Refah and Fazilet Parties
During the 1990s Refah was the fastest-growing political party in Turkey; when it was closed down in 1998, the Fazilet party took its place. In 1983 the Refah (Welfare) party was founded and headed by the leader of political Islam in Turkey, Necmettin Erbakan (b. 1926). It replaced the National Salvation party, which, after serving in different coalition governments during the 1970s, was closed down in 1980 by the military regime that suspended parliamentary politics. Starting with a 4.4 percent vote in 1984, Refah steadily increased its showing and multiplied its vote nearly five times in twelve years. Refah alarmed the secular establishment of Turkey by achieving a big leap of popularity, first in the municipal elections of 1994, with 19 percent of all votes nationwide and the mayors' seats in both Istanbul and Ankara (the two largest cities in the country), and then in the general elections of 1995, when it won a plurality with 21.4 percent of the national vote.

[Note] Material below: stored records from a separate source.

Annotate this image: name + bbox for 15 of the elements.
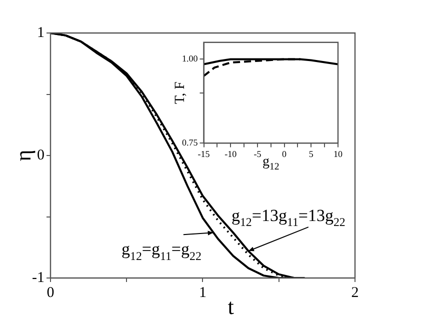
x-tick-label: 0	[282, 148, 288, 159]
x-tick-label: 0	[46, 284, 54, 301]
y-tick-label: -1	[32, 270, 44, 286]
y-axis-title: T, F	[172, 81, 188, 104]
y-axis-title: η	[10, 150, 36, 162]
x-tick-label: 2	[351, 284, 359, 301]
x-tick-label: 10	[334, 148, 343, 159]
x-axis-title: t	[228, 294, 234, 319]
x-tick-label: -15	[198, 148, 210, 159]
y-tick-label: 0.75	[182, 138, 198, 148]
y-tick-label: 1.00	[182, 54, 198, 64]
y-tick-label: 1	[36, 24, 44, 41]
x-tick-label: -5	[254, 148, 262, 159]
x-tick-label: 5	[308, 148, 314, 159]
x-tick-label: -10	[224, 148, 238, 159]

Refah briefly led a coalition government (June 1996–July 1997) with the right-wing True Path party before military pressure forced it out of power. In early 1998 the Constitutional Court closed down Refah for violating the principle of secularism and banned its leader, Erbakan, from politics for five years. Refah was immediately replaced by the Fazilet (Virtue) party, which inherited Refah's political cadres and parliamentary seats but was more circumspect and eager to distance itself from Refah's legacy. Fazilet, too, was closed down by the Constitutional Court in June 2001, leading to the split of the movement into two separate political parties.
Refah owed its ascendance to the crisis of mainstream politics in Turkey, and the party reflected the decline of the state ideology, Kemalism, which had directed the Turkish project of Westernization. Challenging the basic pro-Western orientation of this ideology and radically opposing the status quo, Refah's Islamist themes appealed to a wide range of disaffected social segments. Refah confounded the left-right division by leading a multiclass political movement that sought changes in lifestyle, culture, and ideology. The party cut through class divisions by uniting, around a common Islamic identity, elements from all classes who were marginalized in relation to the politics and ideology of the Kemalist state. Party members found in Refah an alternative identity around which to build networks of solidarity.
Turkish Islamism's social base was traditionally among the small-scale, provincial businesspeople. Refah expanded this base to win the support of both the impoverished working-class population in big cities, left unprotected by the now-defunct welfare state, and of upwardly mobile people seeking opportunities and acceptance. The latter included new and currently marginal, but rapidly growing, export-oriented sectors of the capitalist class and some ideologically marginal but highly vocal members of the young professional middle class, including students. Refah's political Islam, then, was not a traditionalist relic and did not originate from a backward-looking position.
Refah's closure caused political Islam to recast itself in Turkey. Fazilet, Refah's immediate successor, shed the radical elements of Refah's political ideology and claimed to be the champion of human rights and democracy. Yet both Refah and Fazilet shared the same exclusionary approach to political rights that were demanded for members and supporters but denied to the opposition and detractors. Neither Refah nor Fazilet were capable of developing an inclusive politics or a language for expanding political freedoms; instead both parties focused on capturing the institutions of state power through political ploys.
Further Reading
Gülalp, Haldun. (1999) "The Poverty of Democracy in Turkey: The Refah Party Episode." New Perspectives on Turkey 21: 35–59.
———. (2001) "Globalization and Political Islam: The Social Bases of Turkey's Welfare Party." International Journal of Middle East Studies 33, 3: 433–448.